Eumir Deodato, percussionista de
jazz-rock, leva-o pela primeira vez, em 1968, aos Estados Unidos, para a
gravação do álbum “Courage”, com Hubert Laws e Herbie Hancock, dois “jazzmen”
conceituados. Hancock fica fascinado com a música do “negrão” cuja voz “parece
vir de um lugar misterioso”, envolvendo todos “com o calor do sentimento humano”.
Milton, por seu lado, não resiste a introduzir no seu trabalho o verniz das
grandes orquestrações, típico da “maneira de fazer” americana. Regressado a um
Brasil então prenhe de mudanças sociais e políticas, grava “Clube da Esquina”

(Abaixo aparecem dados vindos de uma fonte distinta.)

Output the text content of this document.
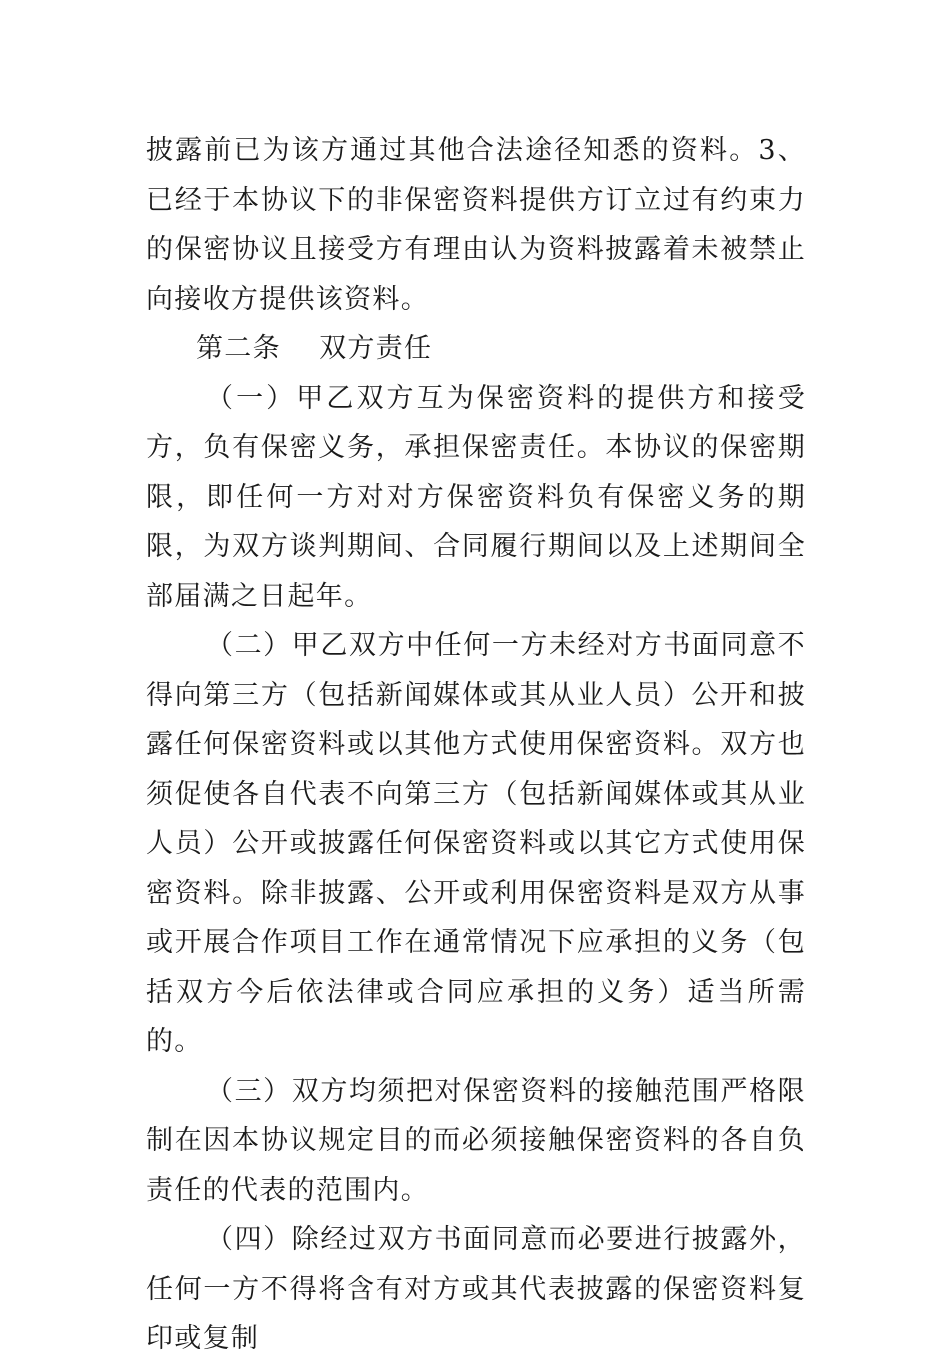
披露前已为该方通过其他合法途径知悉的资料。3、已经于本协议下的非保密资料提供方订立过有约束力的保密协议且接受方有理由认为资料披露着未被禁止向接收方提供该资料。

第二条　 双方责任

（一）甲乙双方互为保密资料的提供方和接受方，负有保密义务，承担保密责任。本协议的保密期限，即任何一方对对方保密资料负有保密义务的期限，为双方谈判期间、合同履行期间以及上述期间全部届满之日起年。

（二）甲乙双方中任何一方未经对方书面同意不得向第三方（包括新闻媒体或其从业人员）公开和披露任何保密资料或以其他方式使用保密资料。双方也须促使各自代表不向第三方（包括新闻媒体或其从业人员）公开或披露任何保密资料或以其它方式使用保密资料。除非披露、公开或利用保密资料是双方从事或开展合作项目工作在通常情况下应承担的义务（包括双方今后依法律或合同应承担的义务）适当所需的。

（三）双方均须把对保密资料的接触范围严格限制在因本协议规定目的而必须接触保密资料的各自负责任的代表的范围内。

（四）除经过双方书面同意而必要进行披露外，任何一方不得将含有对方或其代表披露的保密资料复印或复制
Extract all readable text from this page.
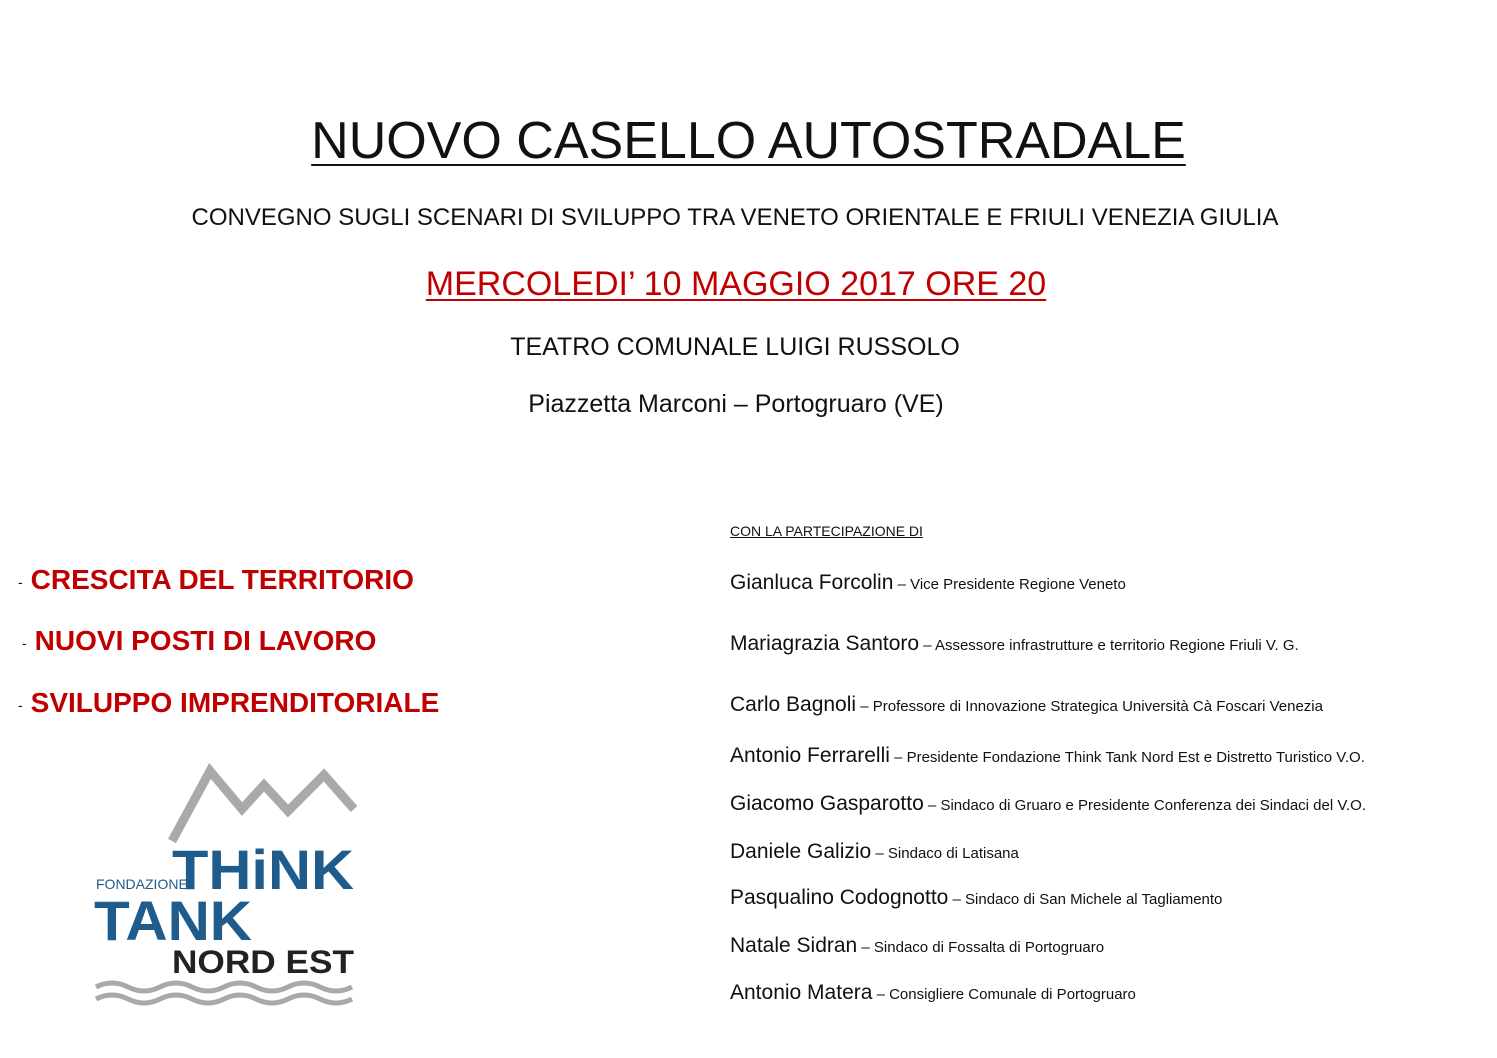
NUOVO CASELLO AUTOSTRADALE
CONVEGNO SUGLI SCENARI DI SVILUPPO TRA VENETO ORIENTALE E FRIULI VENEZIA GIULIA
MERCOLEDI’ 10 MAGGIO 2017 ORE 20
TEATRO COMUNALE LUIGI RUSSOLO
Piazzetta Marconi – Portogruaro (VE)
- CRESCITA DEL TERRITORIO
- NUOVI POSTI DI LAVORO
- SVILUPPO IMPRENDITORIALE
CON LA PARTECIPAZIONE DI
Gianluca Forcolin – Vice Presidente Regione Veneto
Mariagrazia Santoro – Assessore infrastrutture e territorio Regione Friuli V. G.
Carlo Bagnoli – Professore di Innovazione Strategica Università Cà Foscari Venezia
Antonio Ferrarelli – Presidente Fondazione Think Tank Nord Est e Distretto Turistico V.O.
Giacomo Gasparotto – Sindaco di Gruaro e Presidente Conferenza dei Sindaci del V.O.
Daniele Galizio – Sindaco di Latisana
Pasqualino Codognotto – Sindaco di San Michele al Tagliamento
Natale Sidran – Sindaco di Fossalta di Portogruaro
Antonio Matera – Consigliere Comunale di Portogruaro
FONDAZIONE
THiNK
TANK
NORD EST
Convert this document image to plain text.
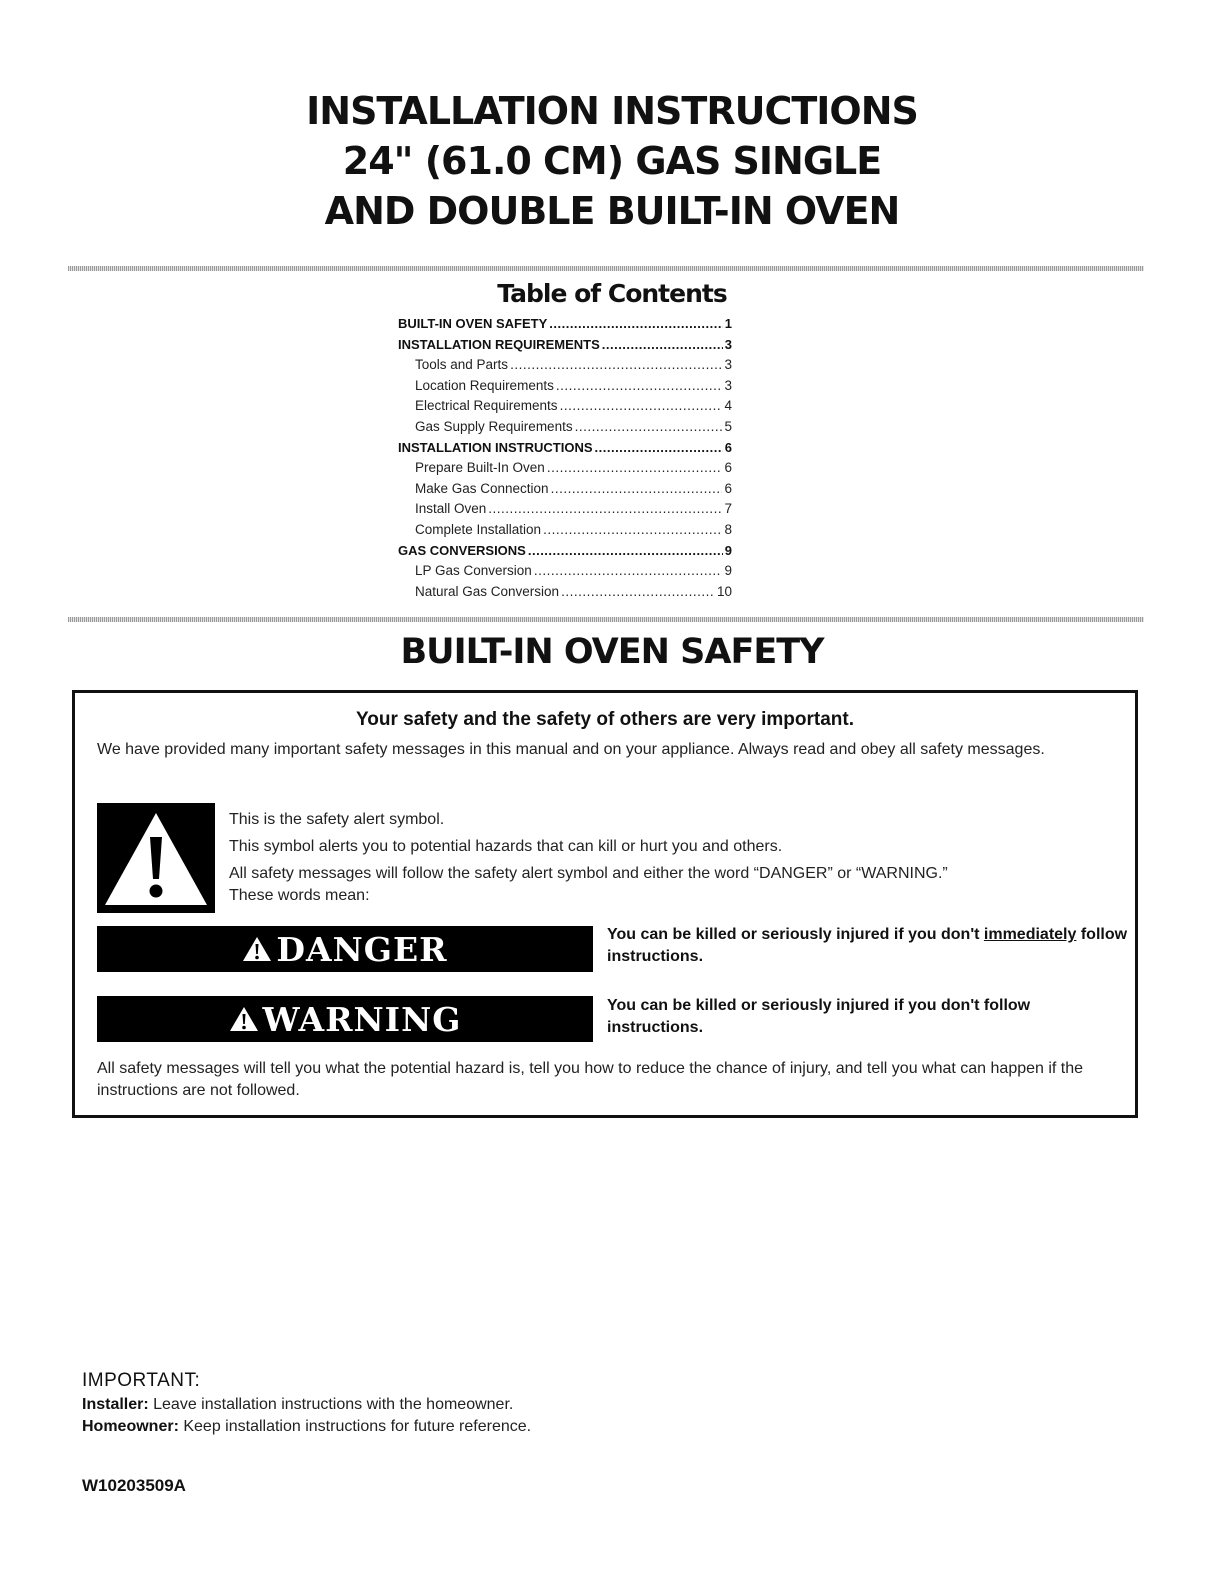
INSTALLATION INSTRUCTIONS
24" (61.0 CM) GAS SINGLE
AND DOUBLE BUILT-IN OVEN
Table of Contents
BUILT-IN OVEN SAFETY .....	1
INSTALLATION REQUIREMENTS .....	3
Tools and Parts .....	3
Location Requirements .....	3
Electrical Requirements .....	4
Gas Supply Requirements .....	5
INSTALLATION INSTRUCTIONS .....	6
Prepare Built-In Oven .....	6
Make Gas Connection .....	6
Install Oven .....	7
Complete Installation .....	8
GAS CONVERSIONS .....	9
LP Gas Conversion .....	9
Natural Gas Conversion .....	10
BUILT-IN OVEN SAFETY
Your safety and the safety of others are very important.
We have provided many important safety messages in this manual and on your appliance. Always read and obey all safety messages.
This is the safety alert symbol.
This symbol alerts you to potential hazards that can kill or hurt you and others.
All safety messages will follow the safety alert symbol and either the word “DANGER” or “WARNING.”
These words mean:
DANGER	You can be killed or seriously injured if you don't immediately follow instructions.
WARNING	You can be killed or seriously injured if you don't follow instructions.
All safety messages will tell you what the potential hazard is, tell you how to reduce the chance of injury, and tell you what can happen if the instructions are not followed.
IMPORTANT:
Installer: Leave installation instructions with the homeowner.
Homeowner: Keep installation instructions for future reference.
W10203509A
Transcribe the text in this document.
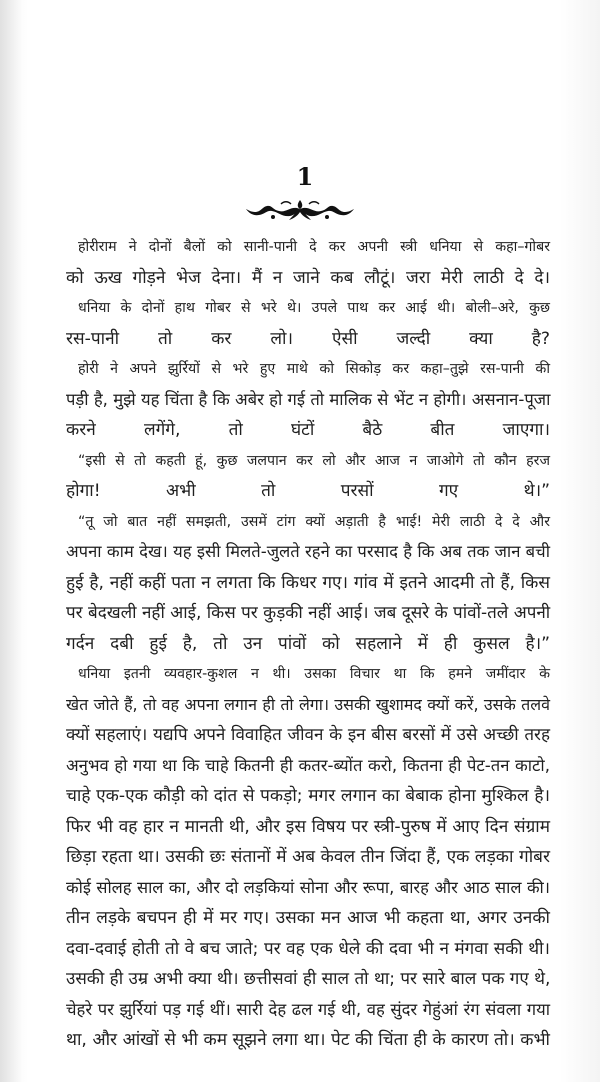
1

होरीराम ने दोनों बैलों को सानी-पानी दे कर अपनी स्त्री धनिया से कहा–गोबर
को ऊख गोड़ने भेज देना। मैं न जाने कब लौटूं। जरा मेरी लाठी दे दे।

धनिया के दोनों हाथ गोबर से भरे थे। उपले पाथ कर आई थी। बोली–अरे, कुछ
रस-पानी तो कर लो। ऐसी जल्दी क्या है?

होरी ने अपने झुर्रियों से भरे हुए माथे को सिकोड़ कर कहा–तुझे रस-पानी की
पड़ी है, मुझे यह चिंता है कि अबेर हो गई तो मालिक से भेंट न होगी। असनान-पूजा
करने लगेंगे, तो घंटों बैठे बीत जाएगा।

“इसी से तो कहती हूं, कुछ जलपान कर लो और आज न जाओगे तो कौन हरज
होगा! अभी तो परसों गए थे।”

“तू जो बात नहीं समझती, उसमें टांग क्यों अड़ाती है भाई! मेरी लाठी दे दे और
अपना काम देख। यह इसी मिलते-जुलते रहने का परसाद है कि अब तक जान बची
हुई है, नहीं कहीं पता न लगता कि किधर गए। गांव में इतने आदमी तो हैं, किस
पर बेदखली नहीं आई, किस पर कुड़की नहीं आई। जब दूसरे के पांवों-तले अपनी
गर्दन दबी हुई है, तो उन पांवों को सहलाने में ही कुसल है।”

धनिया इतनी व्यवहार-कुशल न थी। उसका विचार था कि हमने जमींदार के
खेत जोते हैं, तो वह अपना लगान ही तो लेगा। उसकी खुशामद क्यों करें, उसके तलवे
क्यों सहलाएं। यद्यपि अपने विवाहित जीवन के इन बीस बरसों में उसे अच्छी तरह
अनुभव हो गया था कि चाहे कितनी ही कतर-ब्योंत करो, कितना ही पेट-तन काटो,
चाहे एक-एक कौड़ी को दांत से पकड़ो; मगर लगान का बेबाक होना मुश्किल है।
फिर भी वह हार न मानती थी, और इस विषय पर स्त्री-पुरुष में आए दिन संग्राम
छिड़ा रहता था। उसकी छः संतानों में अब केवल तीन जिंदा हैं, एक लड़का गोबर
कोई सोलह साल का, और दो लड़कियां सोना और रूपा, बारह और आठ साल की।
तीन लड़के बचपन ही में मर गए। उसका मन आज भी कहता था, अगर उनकी
दवा-दवाई होती तो वे बच जाते; पर वह एक धेले की दवा भी न मंगवा सकी थी।
उसकी ही उम्र अभी क्या थी। छत्तीसवां ही साल तो था; पर सारे बाल पक गए थे,
चेहरे पर झुर्रियां पड़ गई थीं। सारी देह ढल गई थी, वह सुंदर गेहुंआं रंग संवला गया
था, और आंखों से भी कम सूझने लगा था। पेट की चिंता ही के कारण तो। कभी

(1972), prenunciando a obra-prima que o lançaria como embaixador da música
brasileira no mundo: o duplo álbum “Milagre dos Peixes”, editado em 1973, com a
colaboração do grupo “Som Imaginário”, do qual faziam parte, entre outros,
Wagner Tiso e Nivaldo Ornelas. Nele, Milton, “porta-voz de todos quantos não
têm possibilidade de se expressarem”, canta “os sonhos, as esperanças,
angústias e frustrações do povo, a sua coragem e a sua força”. O suficiente
para a censura lhe proibir as letras. Mais permissiva, a América das patacas
abre-lhe definitivamente as portas. “Native Dancer”, com o saxofonista Wayne
Shorter, junta num discurso jazzístico a luminosidade da voz à negritude do
sertão.
Acredita que “há um modo, ainda, de
dizer a verdade: com o violão”, doa a quem doer: a verdade da Natureza
destruída pelo homem, a verdade do negro exilado e humilhado, a verdade do
ódio, a verdade do amor”. “A arte é o caminho da liberdade” – afirma, com a convicção
lúcida da “Sentinela” que guarda os caminhos do mundo. Em “Missa dos
Quilombos”, álbum de 1980, gravado ao vivo na igreja de Nossa Senhora Mãe dos
Homens, em Minas Gerais, celebra a morte e a ressurreição do povo negro,
comparando-as à Paixão de Cristo.
O seu empenhamento político, ao lado
da oposição contra o autoritarismo vigente, está bem patente nas obras “Paixão
e Fé” (1985) e “Encontros e Despedidas” (1986) e na canção “Coração de
Estudante”, transformada em hino do “Movimento para a democracia”. Tempo de
luta, prosseguindo em “Barca dos Amantes” ao lado de outro resistente, o
português Sérgio Godinho.
“Yauraté” (1987) assinala o apelo
irresistível da selva amazónica e o abraçar de uma causa vital para o futuro do
planeta. Participação especial de Paul Simon que retribui, convidando Milton
para as festividades de “Rhythm of the Saints”. Finalmente, em 1989, “Txai” e a
viagem coletiva ao “coração da luz”, subida do rio Jurua até à nescente e à
música primordial dos índios Waipai, Kayapo e Surui. Reencontro com a pureza
edénica de quem “se expressa através de tudo o que faz e não sabe fingir” – “eu
cantava para eles e eles cantavam para mim. As crianças falavam com a lua e com
as estrelas e nós tínhamos de formular os nossos desejos”. O de Milton
Nascimento passa por devolver ao mundo a “humanidade perdida”.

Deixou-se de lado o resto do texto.